Matches values that are shorter than, or equal in length to (as per <= operator), given object.

callee.operators.ShorterOrEqualTo

alias of callee.operators.ShorterOrEqual

class callee.operators.Longer(*args, **kwargs)[source]

Matches values that are longer (as per > comparison on len) than given value.

callee.operators.LongerThan

alias of callee.operators.Longer

class callee.operators.LongerOrEqual(*args, **kwargs)[source]

Matches values that are longer than, or equal in length to (as per >= operator), given object.

callee.operators.LongerOrEqualTo

alias of callee.operators.LongerOrEqual

Memberships

class callee.operators.Contains(value)[source]

Matches values that contain (as per the in operator) given reference object.

class callee.operators.In(container)[source]

Matches values that are within the reference object (as per the in operator).

Identity

class callee.operators.Is(value)[source]

Matches a value using the identity (is) operator.

class callee.operators.IsNot(value)[source]

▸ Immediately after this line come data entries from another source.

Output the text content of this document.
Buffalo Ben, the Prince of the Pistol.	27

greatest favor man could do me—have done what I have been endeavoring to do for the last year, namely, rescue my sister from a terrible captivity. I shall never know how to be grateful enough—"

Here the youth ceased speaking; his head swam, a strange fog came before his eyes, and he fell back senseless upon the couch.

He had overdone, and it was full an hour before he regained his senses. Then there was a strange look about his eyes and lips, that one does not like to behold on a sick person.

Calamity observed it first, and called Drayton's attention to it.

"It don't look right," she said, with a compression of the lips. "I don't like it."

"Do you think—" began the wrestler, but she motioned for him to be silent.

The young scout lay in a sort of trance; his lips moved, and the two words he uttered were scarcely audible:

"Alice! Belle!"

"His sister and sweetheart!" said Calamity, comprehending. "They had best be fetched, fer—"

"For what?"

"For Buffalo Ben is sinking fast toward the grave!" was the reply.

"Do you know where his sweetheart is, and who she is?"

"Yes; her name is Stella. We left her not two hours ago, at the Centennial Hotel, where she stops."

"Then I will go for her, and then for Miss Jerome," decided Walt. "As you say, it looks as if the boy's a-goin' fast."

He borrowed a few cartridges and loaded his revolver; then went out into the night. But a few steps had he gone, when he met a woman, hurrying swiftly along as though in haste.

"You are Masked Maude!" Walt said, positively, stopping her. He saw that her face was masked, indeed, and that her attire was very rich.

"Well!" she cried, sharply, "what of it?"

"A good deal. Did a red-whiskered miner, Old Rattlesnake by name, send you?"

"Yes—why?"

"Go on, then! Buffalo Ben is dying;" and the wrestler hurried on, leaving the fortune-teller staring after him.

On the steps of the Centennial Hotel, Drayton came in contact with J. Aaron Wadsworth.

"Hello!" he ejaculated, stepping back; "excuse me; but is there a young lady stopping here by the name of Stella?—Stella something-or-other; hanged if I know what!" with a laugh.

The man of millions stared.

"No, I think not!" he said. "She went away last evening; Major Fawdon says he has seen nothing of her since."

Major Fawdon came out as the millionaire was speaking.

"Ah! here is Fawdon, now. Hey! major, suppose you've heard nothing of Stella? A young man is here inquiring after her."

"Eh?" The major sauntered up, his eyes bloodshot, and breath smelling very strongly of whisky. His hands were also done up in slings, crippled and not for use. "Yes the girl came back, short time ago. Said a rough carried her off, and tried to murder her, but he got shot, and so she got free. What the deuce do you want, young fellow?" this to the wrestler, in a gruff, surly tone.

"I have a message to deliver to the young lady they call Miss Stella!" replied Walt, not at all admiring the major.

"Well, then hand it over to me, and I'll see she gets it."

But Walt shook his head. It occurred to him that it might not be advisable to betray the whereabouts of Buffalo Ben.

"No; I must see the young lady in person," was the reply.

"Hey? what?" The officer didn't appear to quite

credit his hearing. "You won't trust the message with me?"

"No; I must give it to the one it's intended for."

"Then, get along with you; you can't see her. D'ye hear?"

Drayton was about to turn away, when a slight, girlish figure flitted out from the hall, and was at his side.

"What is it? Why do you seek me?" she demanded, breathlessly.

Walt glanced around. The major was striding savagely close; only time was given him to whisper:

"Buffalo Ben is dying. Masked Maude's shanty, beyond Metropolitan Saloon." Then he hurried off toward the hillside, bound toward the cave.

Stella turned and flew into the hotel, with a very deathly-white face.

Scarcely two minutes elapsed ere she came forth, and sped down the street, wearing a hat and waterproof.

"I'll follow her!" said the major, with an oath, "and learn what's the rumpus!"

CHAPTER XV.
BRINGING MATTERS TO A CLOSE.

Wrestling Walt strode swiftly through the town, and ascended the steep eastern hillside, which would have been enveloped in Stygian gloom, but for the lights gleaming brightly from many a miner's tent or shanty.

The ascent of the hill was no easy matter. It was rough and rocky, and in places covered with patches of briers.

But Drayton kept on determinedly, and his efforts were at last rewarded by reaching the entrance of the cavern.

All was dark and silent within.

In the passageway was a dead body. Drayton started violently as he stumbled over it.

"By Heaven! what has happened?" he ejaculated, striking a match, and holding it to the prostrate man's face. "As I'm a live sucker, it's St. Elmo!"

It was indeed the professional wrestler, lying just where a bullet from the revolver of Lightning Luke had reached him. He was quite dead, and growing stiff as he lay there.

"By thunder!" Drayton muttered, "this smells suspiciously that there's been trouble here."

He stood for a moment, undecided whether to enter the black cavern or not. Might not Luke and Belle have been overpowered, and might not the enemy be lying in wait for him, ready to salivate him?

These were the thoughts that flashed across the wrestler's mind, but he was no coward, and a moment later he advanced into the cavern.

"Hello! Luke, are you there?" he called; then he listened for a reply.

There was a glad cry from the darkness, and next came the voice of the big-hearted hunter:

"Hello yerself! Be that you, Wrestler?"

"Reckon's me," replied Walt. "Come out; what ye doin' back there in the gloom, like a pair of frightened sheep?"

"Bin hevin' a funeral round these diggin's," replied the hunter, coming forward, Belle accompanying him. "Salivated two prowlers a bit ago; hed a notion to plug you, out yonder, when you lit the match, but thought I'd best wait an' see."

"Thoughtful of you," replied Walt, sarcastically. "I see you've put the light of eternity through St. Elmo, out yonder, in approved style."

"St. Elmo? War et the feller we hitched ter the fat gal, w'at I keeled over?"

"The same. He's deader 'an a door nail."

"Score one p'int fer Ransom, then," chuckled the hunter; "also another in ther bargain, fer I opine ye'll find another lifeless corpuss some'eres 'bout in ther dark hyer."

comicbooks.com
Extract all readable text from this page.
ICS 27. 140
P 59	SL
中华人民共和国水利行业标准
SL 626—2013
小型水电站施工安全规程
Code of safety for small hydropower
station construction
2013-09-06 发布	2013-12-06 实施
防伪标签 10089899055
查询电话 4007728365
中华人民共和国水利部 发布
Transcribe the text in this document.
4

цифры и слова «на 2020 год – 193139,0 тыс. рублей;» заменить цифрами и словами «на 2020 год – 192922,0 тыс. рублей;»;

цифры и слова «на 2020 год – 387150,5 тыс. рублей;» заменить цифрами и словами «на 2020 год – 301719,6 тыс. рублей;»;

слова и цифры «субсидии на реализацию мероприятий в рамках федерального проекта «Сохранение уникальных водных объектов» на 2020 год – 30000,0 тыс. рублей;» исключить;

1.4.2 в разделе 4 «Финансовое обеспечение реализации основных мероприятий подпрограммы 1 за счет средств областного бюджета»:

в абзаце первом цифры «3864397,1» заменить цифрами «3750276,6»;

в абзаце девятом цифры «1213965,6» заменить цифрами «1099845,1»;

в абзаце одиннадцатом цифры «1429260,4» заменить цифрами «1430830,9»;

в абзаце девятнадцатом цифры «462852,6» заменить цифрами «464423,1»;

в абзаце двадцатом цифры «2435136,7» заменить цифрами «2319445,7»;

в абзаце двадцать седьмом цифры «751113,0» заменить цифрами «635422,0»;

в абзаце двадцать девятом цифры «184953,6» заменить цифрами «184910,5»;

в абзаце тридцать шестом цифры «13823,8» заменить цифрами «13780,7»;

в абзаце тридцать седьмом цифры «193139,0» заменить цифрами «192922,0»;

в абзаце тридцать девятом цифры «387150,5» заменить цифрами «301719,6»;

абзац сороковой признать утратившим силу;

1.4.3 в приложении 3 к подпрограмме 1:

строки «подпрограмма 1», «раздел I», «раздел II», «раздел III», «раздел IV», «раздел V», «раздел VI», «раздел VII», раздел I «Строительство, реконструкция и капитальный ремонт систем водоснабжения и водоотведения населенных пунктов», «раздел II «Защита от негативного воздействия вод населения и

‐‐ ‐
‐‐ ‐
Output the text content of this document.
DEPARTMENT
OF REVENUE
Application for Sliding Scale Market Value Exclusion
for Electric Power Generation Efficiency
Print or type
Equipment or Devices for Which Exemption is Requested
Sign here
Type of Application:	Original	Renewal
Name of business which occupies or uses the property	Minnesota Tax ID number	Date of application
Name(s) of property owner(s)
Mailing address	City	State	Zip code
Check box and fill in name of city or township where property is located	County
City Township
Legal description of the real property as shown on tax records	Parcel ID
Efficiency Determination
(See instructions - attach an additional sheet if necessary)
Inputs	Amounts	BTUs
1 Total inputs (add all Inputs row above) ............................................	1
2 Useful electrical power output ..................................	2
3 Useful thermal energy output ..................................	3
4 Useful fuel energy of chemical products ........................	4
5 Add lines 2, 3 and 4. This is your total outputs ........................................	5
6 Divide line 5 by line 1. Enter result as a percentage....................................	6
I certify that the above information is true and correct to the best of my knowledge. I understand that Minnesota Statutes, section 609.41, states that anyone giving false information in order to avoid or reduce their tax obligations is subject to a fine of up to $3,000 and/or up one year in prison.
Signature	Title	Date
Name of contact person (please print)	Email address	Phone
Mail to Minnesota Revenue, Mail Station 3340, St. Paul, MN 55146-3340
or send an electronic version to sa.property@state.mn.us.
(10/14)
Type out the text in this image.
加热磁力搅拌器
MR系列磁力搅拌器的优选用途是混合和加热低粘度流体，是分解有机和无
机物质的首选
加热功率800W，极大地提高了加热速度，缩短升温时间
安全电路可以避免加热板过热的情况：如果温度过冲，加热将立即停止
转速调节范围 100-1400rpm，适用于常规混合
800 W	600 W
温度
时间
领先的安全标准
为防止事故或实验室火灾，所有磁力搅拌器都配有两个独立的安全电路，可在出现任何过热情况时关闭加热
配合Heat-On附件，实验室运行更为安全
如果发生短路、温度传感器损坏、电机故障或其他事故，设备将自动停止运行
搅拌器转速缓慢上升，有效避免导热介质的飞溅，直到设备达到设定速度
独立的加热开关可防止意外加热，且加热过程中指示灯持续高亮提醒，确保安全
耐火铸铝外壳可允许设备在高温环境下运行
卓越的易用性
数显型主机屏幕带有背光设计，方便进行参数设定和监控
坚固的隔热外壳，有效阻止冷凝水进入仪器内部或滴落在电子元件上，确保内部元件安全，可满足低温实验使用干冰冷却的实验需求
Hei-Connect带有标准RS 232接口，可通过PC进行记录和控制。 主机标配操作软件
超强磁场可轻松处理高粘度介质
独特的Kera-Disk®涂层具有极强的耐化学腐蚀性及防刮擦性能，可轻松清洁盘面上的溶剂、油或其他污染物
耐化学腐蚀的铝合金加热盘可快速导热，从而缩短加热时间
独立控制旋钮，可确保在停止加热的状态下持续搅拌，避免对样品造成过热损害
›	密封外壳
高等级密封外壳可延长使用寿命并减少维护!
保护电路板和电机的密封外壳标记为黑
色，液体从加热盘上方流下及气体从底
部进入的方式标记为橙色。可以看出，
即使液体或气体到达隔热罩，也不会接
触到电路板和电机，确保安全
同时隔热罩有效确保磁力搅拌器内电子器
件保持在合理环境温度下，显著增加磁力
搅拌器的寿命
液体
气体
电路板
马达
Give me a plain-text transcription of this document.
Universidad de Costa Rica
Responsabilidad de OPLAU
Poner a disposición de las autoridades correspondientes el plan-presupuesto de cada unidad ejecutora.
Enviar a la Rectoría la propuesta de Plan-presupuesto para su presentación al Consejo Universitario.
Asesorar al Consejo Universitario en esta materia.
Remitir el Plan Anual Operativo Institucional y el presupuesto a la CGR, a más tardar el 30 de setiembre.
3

Matches a value using the negated identity (is not) operator.

Equality

Note

You will most likely never use the following matcher, but it’s included for completeness.

class callee.operators.Eq(value)[source]

Matches a value exactly using the equality (==) operator.

This is already the default mode of operation for assert_called_with methods on mocks, making this matcher redundant in most situations:

mock_foo.assert_called_with(bar)
mock_foo.assert_called_with(Eq(bar))  # equivalent

In very rare and specialized cases, however, if the tested code treats callee matcher objects in some special way, using Eq may be necessary.

Those situations shouldn’t generally arise outside of writing tests for code that is itself a test library or helper.